Marketing for research is now widely recognized as a very effective way to reach online customers. Last year, over 2 billion pounds were spent globally in online marketing and the figures are set to rise. More and more companies with an online presence are turning to search marketing to reach potential customers, generate traffic on their site and convert them into sales. So how does it all work? If you are thinking of investing a percentage of your hard earned marketing budget in search marketing, you should have a basic understanding of where it is going and how it works. Most search marketing companies talk about website improvement and page positioning, but what exactly does it mean? What you want is to increase traffic to your site, improve sales and increase the brand. How does it happen?
SEM or SM?
The marketing for research that has now eliminated the less fascinating “engine” from its previous industrial name of Search Engine Marketing consists of two disciplines: paid search and organic or natural research. Paid search is obviously what keeps Google in hyper-growth or more specifically Google Adwords. In the UK we must not forget Yahoo Search Marketing (Overture), Miva and Mirago. All of these engines allow Pay-for-Position (PfP) or Pay-per-Click (PPC) advertisers. It is important to note that such marketing is a form of advertising and such advertisements wherever they appear should be announced as “sponsored” or labeled as advertising.
Paid search
The PfP networks mentioned above are called networks because, in almost all cases, their advertisements are shown on a network of sites. The sites in the network depend on the relationship that the main advertising technology provider has with the search portals. For example, if you look for something on Google and look at Google AdWords shown, you will see the same ads on Aol.co.uk. You may notice some differences due to advertiser budgets that cause fluctuations in impressions, but they are the same.
Organic research?
Organic search or natural search results are provided by crawl search engines, more on subsequent ones. The important thing to remember is that paid search is advertising and organic research is editorial. Well, this is the analogy that the research marketing industry uses to describe the complex world of research in terminology similar to newspapers. It is a pretty good analogy because it allows us to look for people to explain search engine optimization.
Organic research and PR
So, if you wanted to advertise in a national newspaper, you can book it directly, use a media buyer, involve a creative agency and possibly a media planner. Well, you can also do it with paid search. Paid search management is big business. But what about the editorial or those scanned results? Well to influence the editorial, you could involve a public relations agency.

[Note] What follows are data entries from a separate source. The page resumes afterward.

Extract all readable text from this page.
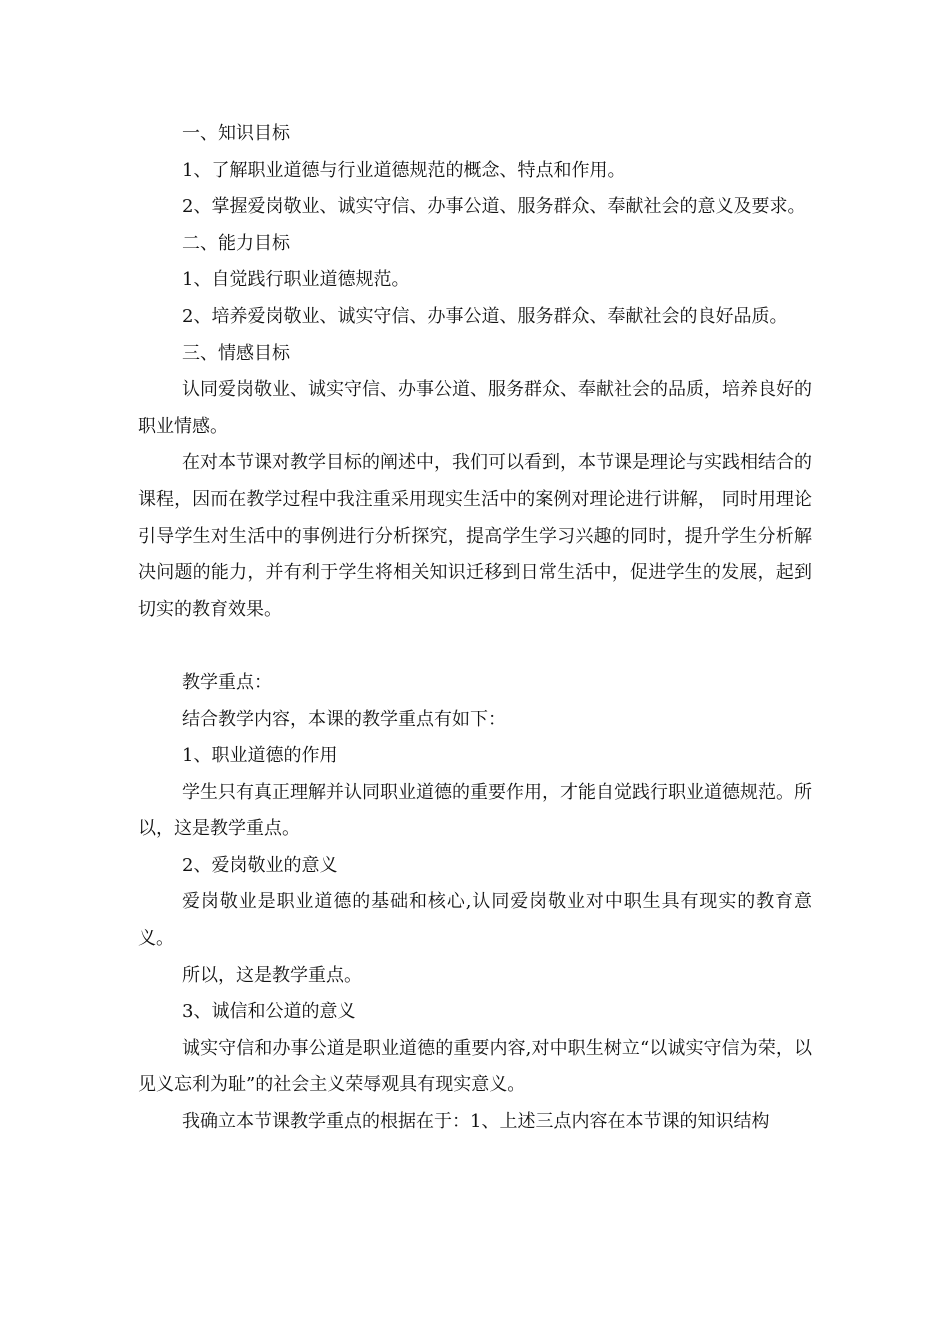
一、知识目标

1、了解职业道德与行业道德规范的概念、特点和作用。

2、掌握爱岗敬业、诚实守信、办事公道、服务群众、奉献社会的意义及要求。

二、能力目标

1、自觉践行职业道德规范。

2、培养爱岗敬业、诚实守信、办事公道、服务群众、奉献社会的良好品质。

三、情感目标

认同爱岗敬业、诚实守信、办事公道、服务群众、奉献社会的品质，培养良好的职业情感。

在对本节课对教学目标的阐述中，我们可以看到，本节课是理论与实践相结合的课程，因而在教学过程中我注重采用现实生活中的案例对理论进行讲解， 同时用理论引导学生对生活中的事例进行分析探究，提高学生学习兴趣的同时，提升学生分析解决问题的能力，并有利于学生将相关知识迁移到日常生活中，促进学生的发展，起到切实的教育效果。

教学重点：

结合教学内容，本课的教学重点有如下：

1、职业道德的作用

学生只有真正理解并认同职业道德的重要作用，才能自觉践行职业道德规范。所以，这是教学重点。

2、爱岗敬业的意义

爱岗敬业是职业道德的基础和核心,认同爱岗敬业对中职生具有现实的教育意义。

所以，这是教学重点。

3、诚信和公道的意义

诚实守信和办事公道是职业道德的重要内容,对中职生树立“以诚实守信为荣，以见义忘利为耻”的社会主义荣辱观具有现实意义。

我确立本节课教学重点的根据在于：1、上述三点内容在本节课的知识结构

Of course a public relations agency will not guarantee the news on the front page, but will draw up a strategy and execute on it to get results. Well, in the research world, to try to influence search engines by crawling and their organic results, you should consider search engine optimization and you might consider a search engine optimization agency. Another point of clarity, search engine optimization is a really ugly term. Do not optimize and you cannot optimize search engines, in fact optimize the website you want to get well in search engines. Unfortunately, we are stuck with SEO and not a more logical name like “optimizing search for websites”.